A Westport High School helmet is among mementos belonging to former Kansas City mayor Charlie Wheeler, on sale today and tomorrow in Westport.Need an autographed hard hat, a legacy of some ground-breaking ceremony?

When a former two-term Kansas City mayor and state senator downsizes, there are unusual bargains to be had.

Charlie Wheeler, 87, has decades of possessions on sale today and Saturday at a store at 1004 Westport Road in the Old Westport Shopping Center.

He served as mayor from 1971 to 1979, and “Many regard this as the last golden age of Kansas City,” Ingram’s Magazine reported in 2002.

The Truman Sports Complex opened in 1972 and so did the KCI airport, replacing the downtown airport now named for Wheeler. He oversaw financing and construction of Kemper Arena and the Bartle Hall Convention Center, allowing the city to host the 1976 Republican National Convention, Wikipedia reports.

Wheeler was also a doctor and pathologist with a keen interest in history, a man of many hats.

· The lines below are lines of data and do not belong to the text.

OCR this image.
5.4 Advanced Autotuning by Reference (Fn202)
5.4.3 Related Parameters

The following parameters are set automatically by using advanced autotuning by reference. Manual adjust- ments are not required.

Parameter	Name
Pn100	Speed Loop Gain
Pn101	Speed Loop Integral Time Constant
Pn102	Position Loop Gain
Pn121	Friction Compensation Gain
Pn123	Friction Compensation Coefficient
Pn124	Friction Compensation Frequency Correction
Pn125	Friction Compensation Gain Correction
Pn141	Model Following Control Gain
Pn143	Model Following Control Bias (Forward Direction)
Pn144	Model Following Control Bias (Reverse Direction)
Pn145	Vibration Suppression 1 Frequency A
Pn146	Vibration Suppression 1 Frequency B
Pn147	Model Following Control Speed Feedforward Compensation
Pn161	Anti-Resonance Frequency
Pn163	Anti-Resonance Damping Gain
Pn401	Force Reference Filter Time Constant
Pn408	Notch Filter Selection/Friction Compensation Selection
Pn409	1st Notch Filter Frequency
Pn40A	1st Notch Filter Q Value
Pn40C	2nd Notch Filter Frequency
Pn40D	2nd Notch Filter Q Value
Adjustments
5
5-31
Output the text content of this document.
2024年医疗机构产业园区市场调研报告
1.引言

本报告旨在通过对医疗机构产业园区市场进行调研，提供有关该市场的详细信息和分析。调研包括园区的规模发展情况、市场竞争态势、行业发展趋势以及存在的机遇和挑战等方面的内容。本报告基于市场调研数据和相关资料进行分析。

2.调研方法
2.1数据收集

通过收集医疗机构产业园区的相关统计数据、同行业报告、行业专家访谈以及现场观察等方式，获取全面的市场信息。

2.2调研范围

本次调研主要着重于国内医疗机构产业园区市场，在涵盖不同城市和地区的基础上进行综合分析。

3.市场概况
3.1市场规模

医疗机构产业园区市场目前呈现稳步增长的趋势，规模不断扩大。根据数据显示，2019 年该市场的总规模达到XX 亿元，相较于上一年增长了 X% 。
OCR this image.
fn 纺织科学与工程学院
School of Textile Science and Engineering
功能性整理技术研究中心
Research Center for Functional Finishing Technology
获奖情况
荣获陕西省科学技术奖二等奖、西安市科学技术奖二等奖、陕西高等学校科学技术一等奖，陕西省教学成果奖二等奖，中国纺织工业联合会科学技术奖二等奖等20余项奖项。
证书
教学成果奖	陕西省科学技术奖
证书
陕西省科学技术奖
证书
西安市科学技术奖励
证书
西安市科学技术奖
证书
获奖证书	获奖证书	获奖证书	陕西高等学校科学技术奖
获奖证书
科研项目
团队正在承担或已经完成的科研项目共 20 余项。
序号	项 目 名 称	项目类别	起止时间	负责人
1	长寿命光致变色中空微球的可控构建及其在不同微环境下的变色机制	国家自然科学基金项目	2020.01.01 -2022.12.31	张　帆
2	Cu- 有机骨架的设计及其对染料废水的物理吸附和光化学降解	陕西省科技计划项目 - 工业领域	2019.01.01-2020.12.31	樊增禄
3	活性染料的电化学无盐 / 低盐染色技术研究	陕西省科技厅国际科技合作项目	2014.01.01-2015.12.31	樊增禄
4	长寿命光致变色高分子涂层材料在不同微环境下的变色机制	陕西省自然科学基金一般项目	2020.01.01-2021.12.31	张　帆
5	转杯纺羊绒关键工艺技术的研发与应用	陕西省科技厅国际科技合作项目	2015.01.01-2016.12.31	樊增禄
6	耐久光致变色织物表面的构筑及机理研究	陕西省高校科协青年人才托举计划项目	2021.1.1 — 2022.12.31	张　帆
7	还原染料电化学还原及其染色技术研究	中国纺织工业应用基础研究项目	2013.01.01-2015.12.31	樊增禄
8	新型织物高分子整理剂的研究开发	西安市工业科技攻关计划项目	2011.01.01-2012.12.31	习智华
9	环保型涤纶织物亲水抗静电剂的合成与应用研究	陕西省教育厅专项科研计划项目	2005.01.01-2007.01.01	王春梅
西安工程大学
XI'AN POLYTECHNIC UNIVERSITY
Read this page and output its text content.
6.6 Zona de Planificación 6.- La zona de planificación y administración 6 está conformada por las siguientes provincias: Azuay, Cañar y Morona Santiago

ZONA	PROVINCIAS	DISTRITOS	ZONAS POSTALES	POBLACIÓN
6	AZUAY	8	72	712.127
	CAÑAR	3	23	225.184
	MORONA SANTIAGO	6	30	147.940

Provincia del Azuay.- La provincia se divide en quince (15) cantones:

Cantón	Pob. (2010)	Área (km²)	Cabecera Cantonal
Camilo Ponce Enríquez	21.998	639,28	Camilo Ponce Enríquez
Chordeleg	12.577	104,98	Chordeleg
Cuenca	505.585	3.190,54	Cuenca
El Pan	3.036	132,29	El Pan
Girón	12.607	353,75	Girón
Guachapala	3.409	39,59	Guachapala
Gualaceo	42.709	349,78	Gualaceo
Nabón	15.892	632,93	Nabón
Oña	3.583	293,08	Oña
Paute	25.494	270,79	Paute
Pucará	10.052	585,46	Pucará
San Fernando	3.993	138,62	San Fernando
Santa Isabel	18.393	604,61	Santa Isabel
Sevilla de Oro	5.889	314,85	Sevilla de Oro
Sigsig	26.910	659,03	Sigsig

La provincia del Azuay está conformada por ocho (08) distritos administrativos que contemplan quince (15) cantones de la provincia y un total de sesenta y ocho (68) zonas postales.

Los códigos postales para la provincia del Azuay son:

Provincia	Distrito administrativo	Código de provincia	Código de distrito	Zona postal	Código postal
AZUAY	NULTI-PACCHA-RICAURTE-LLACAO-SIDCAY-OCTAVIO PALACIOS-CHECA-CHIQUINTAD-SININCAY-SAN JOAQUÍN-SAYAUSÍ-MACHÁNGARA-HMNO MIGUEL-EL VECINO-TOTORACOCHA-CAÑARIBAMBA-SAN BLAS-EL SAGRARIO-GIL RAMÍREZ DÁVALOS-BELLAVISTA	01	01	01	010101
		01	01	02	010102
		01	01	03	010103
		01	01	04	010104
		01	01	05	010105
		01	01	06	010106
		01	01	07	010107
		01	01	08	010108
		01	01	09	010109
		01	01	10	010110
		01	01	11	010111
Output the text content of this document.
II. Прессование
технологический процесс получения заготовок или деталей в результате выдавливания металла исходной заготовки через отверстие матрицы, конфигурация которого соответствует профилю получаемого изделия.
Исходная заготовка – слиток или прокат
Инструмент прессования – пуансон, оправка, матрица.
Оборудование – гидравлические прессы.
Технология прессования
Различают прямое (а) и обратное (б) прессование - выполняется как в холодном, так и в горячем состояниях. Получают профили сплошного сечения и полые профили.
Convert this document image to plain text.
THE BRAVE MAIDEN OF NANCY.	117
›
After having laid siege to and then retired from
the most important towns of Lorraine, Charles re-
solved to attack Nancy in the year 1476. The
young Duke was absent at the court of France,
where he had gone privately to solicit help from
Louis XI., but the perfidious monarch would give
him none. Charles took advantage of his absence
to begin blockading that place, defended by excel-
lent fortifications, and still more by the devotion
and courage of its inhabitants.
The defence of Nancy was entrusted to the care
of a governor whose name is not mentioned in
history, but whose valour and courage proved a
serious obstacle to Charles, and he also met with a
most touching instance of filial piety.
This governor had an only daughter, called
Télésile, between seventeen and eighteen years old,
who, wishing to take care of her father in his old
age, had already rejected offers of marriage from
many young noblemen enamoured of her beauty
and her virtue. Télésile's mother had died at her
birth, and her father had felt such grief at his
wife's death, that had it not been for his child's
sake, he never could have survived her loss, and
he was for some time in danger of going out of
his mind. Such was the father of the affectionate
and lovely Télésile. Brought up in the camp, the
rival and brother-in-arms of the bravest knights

And many of his hats are on sale, from a straw boater to baseball caps. So are rows of books, including “The Poisoners Handbook” and the “Oxford Book of Villains.”

There are many books on Harry Truman, including a 16-volume set of Truman’s public papers. A thick copy of David McCullough’s Truman biography includes an unusual bookmark – a picture of former mayors Emanuel Cleaver and Richard Berkley.

There are mystery books and a boxed set of the Sopranos CDs, tables of plagues and awards, oil paintings, an elaborate carved chess set, a four-poster bed and more furniture.

It is not an auction. There are price tags on the items in the sale that lasts today until 6 p.m. and on Saturday from 9 a.m. to 3 p.m.

Wheeler is not on the premises. He and his wife are moving from their longtime home in the Loose Park area, lost to foreclosure, to a smaller home on Ward Parkway.

He told the Kansas City Star on Thursday, “It was time to clear the decks; I didn’t want to be called a hoarder.”

These hardhats represent the mayor’s many groundbreaking ceremonies during his tenure at the helm of the city.